MEMBERS of the French navy will be joining the armed services for an annual remembrance parade, which this year marks the centenary of the Armistice.

The parade in Durham, which sets off from Palace Green at 11.30am on Sunday, will be led by the Rifles, the descendent regiment of the the Durham Light Infantry.

About 1,000 people are expected to take part in the parade through the city centre, which also includes members of the Royal Gurkha Rifles, the Royal Dragoon Guards, the Household Cavalry and the ship’s company of the French Navy patrol boat the ‘Pluvier’.

Parade organiser Arthur Lockyear said he believed Durham’s event was the only one in the UK to include French sailors and said it would be the biggest remembrance parade seen in the city for many years.

He said: “It’s going to be a great occasion in Durham. We’re going to be in the vanguard of marking the Armistice.

“I hope the families of the fallen and servicemen and women consider it to be an appropriate tribute to the fallen.”

Major Mike Hosegood, of the Rifles, said: “This year for the army, and for the country in general, is an extremely important year.

“It’s great the Rifles can be part of the parade in Durham because we are the County Durham regiment.”

The five regiments of the Foot Guards will also be represented by young Guardsmen from the Infantry Training Centre Catterick Garrison, along with the Life Guards and Blues and Royals, who will be taking part in Durham’s parade for the first time.

The parade will follow the service of remembrance at Durham Cathedral, which starts at 10.15am.

It sets of from outside the cathedral at about 11.30pm and will go past the Market Place, where there is a statue dedicated to the Durham Light Infantry, which was heavily involved in a number of campaigns during the First World War, and fought in every major battle of the conflict, including Ypres, Loos, Arras, Messines, Cambrai, on the Somme, in the mud of Passendale and in the final victory of 1918.

Also in the Market Place on Sunday will be a Second World War spitfire, which is visiting the city for the day.

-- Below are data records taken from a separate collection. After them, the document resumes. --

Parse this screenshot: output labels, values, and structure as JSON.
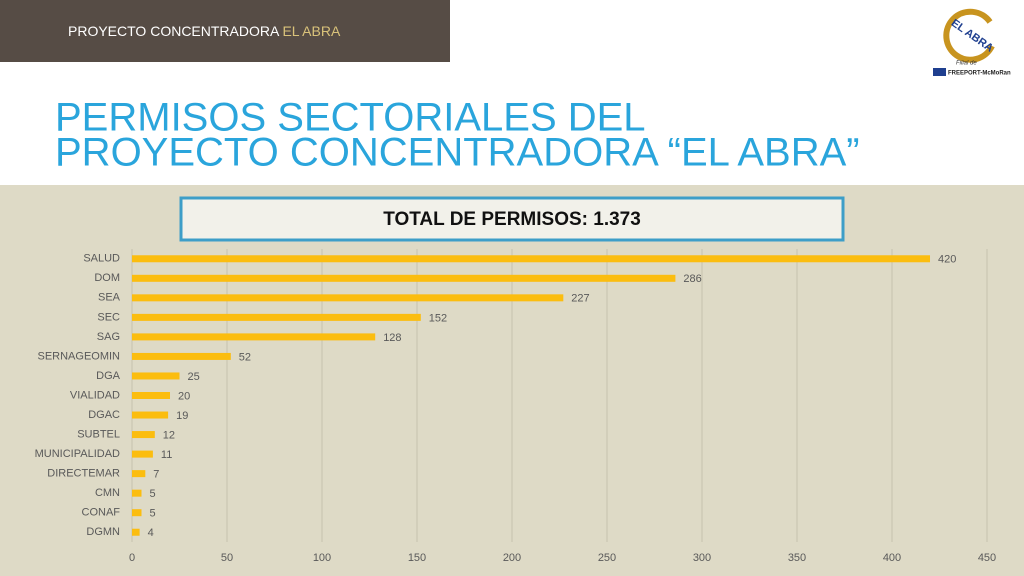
{
  "header": {
    "prefix": "PROYECTO CONCENTRADORA",
    "highlight": "EL ABRA"
  },
  "logo": {
    "name": "EL ABRA",
    "subsidiary": "Filial de",
    "parent": "FREEPORT-McMoRan"
  },
  "title": [
    "PERMISOS SECTORIALES DEL",
    "PROYECTO CONCENTRADORA “EL ABRA”"
  ],
  "chart_data": {
    "type": "hbar",
    "annotation": "TOTAL DE PERMISOS: 1.373",
    "categories": [
      "SALUD",
      "DOM",
      "SEA",
      "SEC",
      "SAG",
      "SERNAGEOMIN",
      "DGA",
      "VIALIDAD",
      "DGAC",
      "SUBTEL",
      "MUNICIPALIDAD",
      "DIRECTEMAR",
      "CMN",
      "CONAF",
      "DGMN"
    ],
    "values": [
      420,
      286,
      227,
      152,
      128,
      52,
      25,
      20,
      19,
      12,
      11,
      7,
      5,
      5,
      4
    ],
    "color": "#fbbd0f",
    "xlim": [
      0,
      450
    ],
    "xticks": [
      0,
      50,
      100,
      150,
      200,
      250,
      300,
      350,
      400,
      450
    ],
    "grid": true
  }
}
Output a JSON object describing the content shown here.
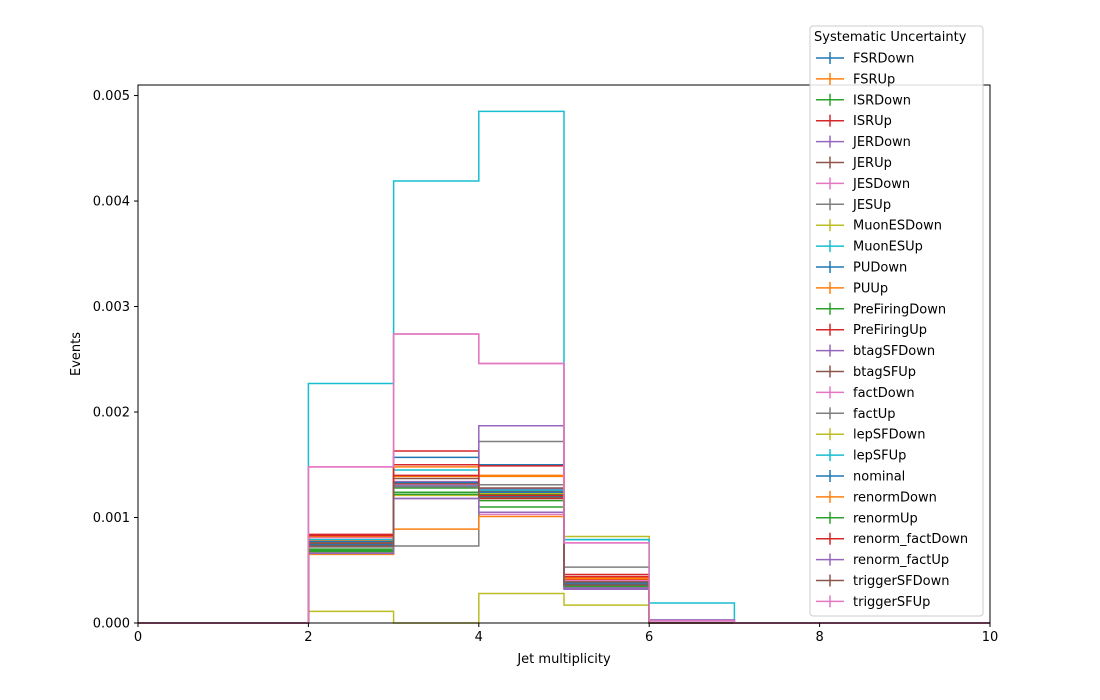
{
  "chart_data": {
    "type": "line",
    "title": "",
    "xlabel": "Jet multiplicity",
    "ylabel": "Events",
    "xlim": [
      0,
      10
    ],
    "ylim": [
      0,
      0.0051
    ],
    "grid": false,
    "legend_position": "top-right",
    "legend_title": "Systematic Uncertainty",
    "x_ticks": [
      "0",
      "2",
      "4",
      "6",
      "8",
      "10"
    ],
    "y_ticks": [
      "0.000",
      "0.001",
      "0.002",
      "0.003",
      "0.004",
      "0.005"
    ],
    "bin_edges": [
      0,
      1,
      2,
      3,
      4,
      5,
      6,
      7,
      8,
      9,
      10
    ],
    "series": [
      {
        "name": "FSRDown",
        "color": "#1f77b4",
        "values": [
          0,
          0,
          0.00073,
          0.0013,
          0.0012,
          0.00036,
          0,
          0,
          0,
          0
        ]
      },
      {
        "name": "FSRUp",
        "color": "#ff7f0e",
        "values": [
          0,
          0,
          0.00078,
          0.00139,
          0.00139,
          0.00043,
          0,
          0,
          0,
          0
        ]
      },
      {
        "name": "ISRDown",
        "color": "#2ca02c",
        "values": [
          0,
          0,
          0.0007,
          0.00128,
          0.0011,
          0.00034,
          0,
          0,
          0,
          0
        ]
      },
      {
        "name": "ISRUp",
        "color": "#d62728",
        "values": [
          0,
          0,
          0.00079,
          0.0014,
          0.00118,
          0.00041,
          0,
          0,
          0,
          0
        ]
      },
      {
        "name": "JERDown",
        "color": "#9467bd",
        "values": [
          0,
          0,
          0.00074,
          0.00134,
          0.00127,
          0.00037,
          0,
          0,
          0,
          0
        ]
      },
      {
        "name": "JERUp",
        "color": "#8c564b",
        "values": [
          0,
          0,
          0.00075,
          0.00133,
          0.00125,
          0.00038,
          0,
          0,
          0,
          0
        ]
      },
      {
        "name": "JESDown",
        "color": "#e377c2",
        "values": [
          0,
          0,
          0.00081,
          0.00131,
          0.00103,
          0.0004,
          0,
          0,
          0,
          0
        ]
      },
      {
        "name": "JESUp",
        "color": "#7f7f7f",
        "values": [
          0,
          0,
          0.00067,
          0.00073,
          0.00172,
          0.00053,
          0,
          0,
          0,
          0
        ]
      },
      {
        "name": "MuonESDown",
        "color": "#bcbd22",
        "values": [
          0,
          0,
          0.00011,
          0,
          0.00028,
          0.00017,
          0,
          0,
          0,
          0
        ]
      },
      {
        "name": "MuonESUp",
        "color": "#17becf",
        "values": [
          0,
          0,
          0.00227,
          0.00419,
          0.00485,
          0.00079,
          0.00019,
          0,
          0,
          0
        ]
      },
      {
        "name": "PUDown",
        "color": "#1f77b4",
        "values": [
          0,
          0,
          0.00077,
          0.00157,
          0.0015,
          0.00038,
          0,
          0,
          0,
          0
        ]
      },
      {
        "name": "PUUp",
        "color": "#ff7f0e",
        "values": [
          0,
          0,
          0.00065,
          0.00089,
          0.00101,
          0.00037,
          0,
          0,
          0,
          0
        ]
      },
      {
        "name": "PreFiringDown",
        "color": "#2ca02c",
        "values": [
          0,
          0,
          0.00069,
          0.00124,
          0.00122,
          0.00035,
          0,
          0,
          0,
          0
        ]
      },
      {
        "name": "PreFiringUp",
        "color": "#d62728",
        "values": [
          0,
          0,
          0.00084,
          0.00163,
          0.00149,
          0.00046,
          0,
          0,
          0,
          0
        ]
      },
      {
        "name": "btagSFDown",
        "color": "#9467bd",
        "values": [
          0,
          0,
          0.00068,
          0.00118,
          0.00187,
          0.00032,
          3e-05,
          0,
          0,
          0
        ]
      },
      {
        "name": "btagSFUp",
        "color": "#8c564b",
        "values": [
          0,
          0,
          0.00076,
          0.00137,
          0.00128,
          0.00039,
          2e-05,
          0,
          0,
          0
        ]
      },
      {
        "name": "factDown",
        "color": "#e377c2",
        "values": [
          0,
          0,
          0.00148,
          0.00274,
          0.00246,
          0.00076,
          2e-05,
          0,
          0,
          0
        ]
      },
      {
        "name": "factUp",
        "color": "#7f7f7f",
        "values": [
          0,
          0,
          0.00072,
          0.00129,
          0.00131,
          0.00034,
          0,
          0,
          0,
          0
        ]
      },
      {
        "name": "lepSFDown",
        "color": "#bcbd22",
        "values": [
          0,
          0,
          0.00066,
          0.00121,
          0.00123,
          0.00082,
          0,
          0,
          0,
          0
        ]
      },
      {
        "name": "lepSFUp",
        "color": "#17becf",
        "values": [
          0,
          0,
          0.00079,
          0.00145,
          0.00126,
          0.00079,
          0,
          0,
          0,
          0
        ]
      },
      {
        "name": "nominal",
        "color": "#1f77b4",
        "values": [
          0,
          0,
          0.00074,
          0.00133,
          0.00124,
          0.00037,
          0,
          0,
          0,
          0
        ]
      },
      {
        "name": "renormDown",
        "color": "#ff7f0e",
        "values": [
          0,
          0,
          0.00082,
          0.00148,
          0.0014,
          0.00042,
          0,
          0,
          0,
          0
        ]
      },
      {
        "name": "renormUp",
        "color": "#2ca02c",
        "values": [
          0,
          0,
          0.00068,
          0.00122,
          0.00116,
          0.00035,
          0,
          0,
          0,
          0
        ]
      },
      {
        "name": "renorm_factDown",
        "color": "#d62728",
        "values": [
          0,
          0,
          0.00083,
          0.0015,
          0.00121,
          0.00044,
          0,
          0,
          0,
          0
        ]
      },
      {
        "name": "renorm_factUp",
        "color": "#9467bd",
        "values": [
          0,
          0,
          0.00066,
          0.00118,
          0.00105,
          0.00033,
          0,
          0,
          0,
          0
        ]
      },
      {
        "name": "triggerSFDown",
        "color": "#8c564b",
        "values": [
          0,
          0,
          0.00073,
          0.00132,
          0.00119,
          0.00036,
          0,
          0,
          0,
          0
        ]
      },
      {
        "name": "triggerSFUp",
        "color": "#e377c2",
        "values": [
          0,
          0,
          0.00148,
          0.00274,
          0.00246,
          0.00076,
          2e-05,
          0,
          0,
          0
        ]
      }
    ]
  }
}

The spitfire, which is a reproduction model made from parts from other aircraft, will be in the Market Place from 9am on Sunday and will be available to view all day.

People will also be able to view an exhibition by Durham artist Denis Fox, which is on at Durham Town Hall, also in the Market Place.

His pictures include one of an aircraft flown over the North-East coast on August 15, 1940, during the Battle of Britain

Inspired by the exploits of Harry Ettrick Welfield, of the 607 Squadron, who was declared the “hero of Tyneside” after engaging with German aircraft as they were about to release bombs over Tynemouth.

Mr Fox said: “They saved a lot of lives that day and they inflicted a lot of damage of the Luftwaffe

“I think people need to be reminded the Battle of Britain was truly a battle of Britain, and was happening in the North East, not just on the south coast.”

The exhibition, which also include an image of Seaham’s Tommy statue, will be on until November 22.